*note: One of my colleagues recently wrote a piece that explored how loneliness can paradoxically be remedied through quality time alone, quality being a key word. This short piece attempts to explore a different aspect of loneliness. It is primarily directed towards the A-types who sometimes put relationships on the back burner, consistently making it secondary to our personal and professional development.
Earlier in the semester, I found myself experiencing a certain tension between disciplining myself to time alone and spending time with friends. Perhaps another way to describe this tension is the negotiation between the two modes of Life, Becoming and Being. Becoming is what we do in our own time, working quietly and diligently towards a larger Project that we know brings a deep fulfillment. Being is when we set that project down and simply revel in the experience of Life.
I’ve always sort of frowned upon people who are always out and about, secretly categorizing them as the type of person who has not yet discovered the beauty of solitude and reflection. Or alternatively, I told myself that they likely had no project, and that they spend an inordinate amount of time with friends because they wouldn’t know what to do with themselves otherwise.
I still think this opinion is more or less valid, but I temper it slightly. In the last year, I feel like I have been applying this opinion with a bit too much enthusiasm, and as a result, I have missed out on many priceless opportunities for fellowship. Yes, I was making a lot of progress on my project and feeling very productive. Yet I was also beginning to feel burnt out and alienated in a sense.
I think it is critical to exercise discretion. Sometimes, the loneliness is your body’s way of telling you to get out there and enjoy some leisure and repose. Other times, the loneliness is indeed something you must lightly push away in favor of some quiet time and working towards your mission. There is a certain degree of skill necessary to balancing Becoming, often requiring alone time, and Being, frequently taking place with friends - which I think comes slowly with time and experience. I note that the ideal ratio of ‘time alone’ to time with friends varies for everyone.
I first started thinking about how I might have forgotten this necessary balance when I came across an essay written by Raymond Williams called “Individuals and Societies.”
Williams discusses how the etymological root of “individual” means “inseparable.” This was quite surprising as these two words are to the modern English speaker, obviously quite antithetical.
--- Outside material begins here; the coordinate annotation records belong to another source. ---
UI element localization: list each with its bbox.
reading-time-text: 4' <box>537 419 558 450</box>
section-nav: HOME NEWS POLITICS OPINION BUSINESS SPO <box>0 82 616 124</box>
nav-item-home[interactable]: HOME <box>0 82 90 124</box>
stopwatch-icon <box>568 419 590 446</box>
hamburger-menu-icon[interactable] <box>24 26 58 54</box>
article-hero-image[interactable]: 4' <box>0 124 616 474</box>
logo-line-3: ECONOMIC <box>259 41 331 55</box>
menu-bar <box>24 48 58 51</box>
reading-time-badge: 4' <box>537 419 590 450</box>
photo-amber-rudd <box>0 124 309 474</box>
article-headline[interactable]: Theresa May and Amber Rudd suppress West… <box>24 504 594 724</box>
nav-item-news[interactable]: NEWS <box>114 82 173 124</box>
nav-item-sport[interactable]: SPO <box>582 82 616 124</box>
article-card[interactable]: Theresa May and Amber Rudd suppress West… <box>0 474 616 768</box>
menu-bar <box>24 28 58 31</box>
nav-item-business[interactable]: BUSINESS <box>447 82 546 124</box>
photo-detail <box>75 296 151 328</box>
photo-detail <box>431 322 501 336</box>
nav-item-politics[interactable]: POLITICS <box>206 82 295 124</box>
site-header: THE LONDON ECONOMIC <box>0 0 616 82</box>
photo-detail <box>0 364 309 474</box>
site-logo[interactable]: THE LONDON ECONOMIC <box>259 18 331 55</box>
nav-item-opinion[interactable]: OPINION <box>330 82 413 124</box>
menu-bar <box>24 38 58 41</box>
We generally equate the word “individual” with “something that stands apart independently.”
I realized that in some regards, modern society and the modern definition of the individual are distortions.
The past is a very strange place and we must be wary of falsely constructing some ideal past,“a golden age.” But that being said, social critics of a variety of backgrounds have speculated that rampant individualism is indeed recent, with more communal and more happier societies having existed in the past.
Perhaps in these premodern societies, a single human was not considered to be the fundamental unit. The earlier philosophers did not begin with the single unit and then refer to a large group of these units as an abstract entity called Society.
Instead, Society was the basic fundamental unit - a complex, metaphysical entity - from which the abstract category of a single human could be derived and referred to as the “individual.” Intrinsic to the original definition of the “individual” is this idea that it cannot stand alone, and that it can only be understood in relation to a larger group.
These two contrasting paradigms have profound implications for how one lives Life and makes meaning of one’s emotions.
Under the first, which conceives of the individual as the fundamental unit and society as just an abstraction, “loneliness” is a weakness. It hints at an inability of the individual to master himself. The individual flees from his anxiety and seeks comfort in distraction.
Under the second, which conceives of Society as the fundamental unit and the individual as an appendage, “loneliness” is poetically human, a beautiful testament to our metaphysical interconnectedness. A fit of loneliness is the vibrations of the silver threads of life that can be perceived only in the fourth dimension. When we stray too far from our community, these threads strain and signal us to reconnect. Though loneliness might be experienced as a private, atomic emotion - just the random occurrence of a specific configuration of neurotransmitters floating within the brain - we wisely understand that it is the manifestation of our firm, immaterial ties to that larger, magnificent organism called Society.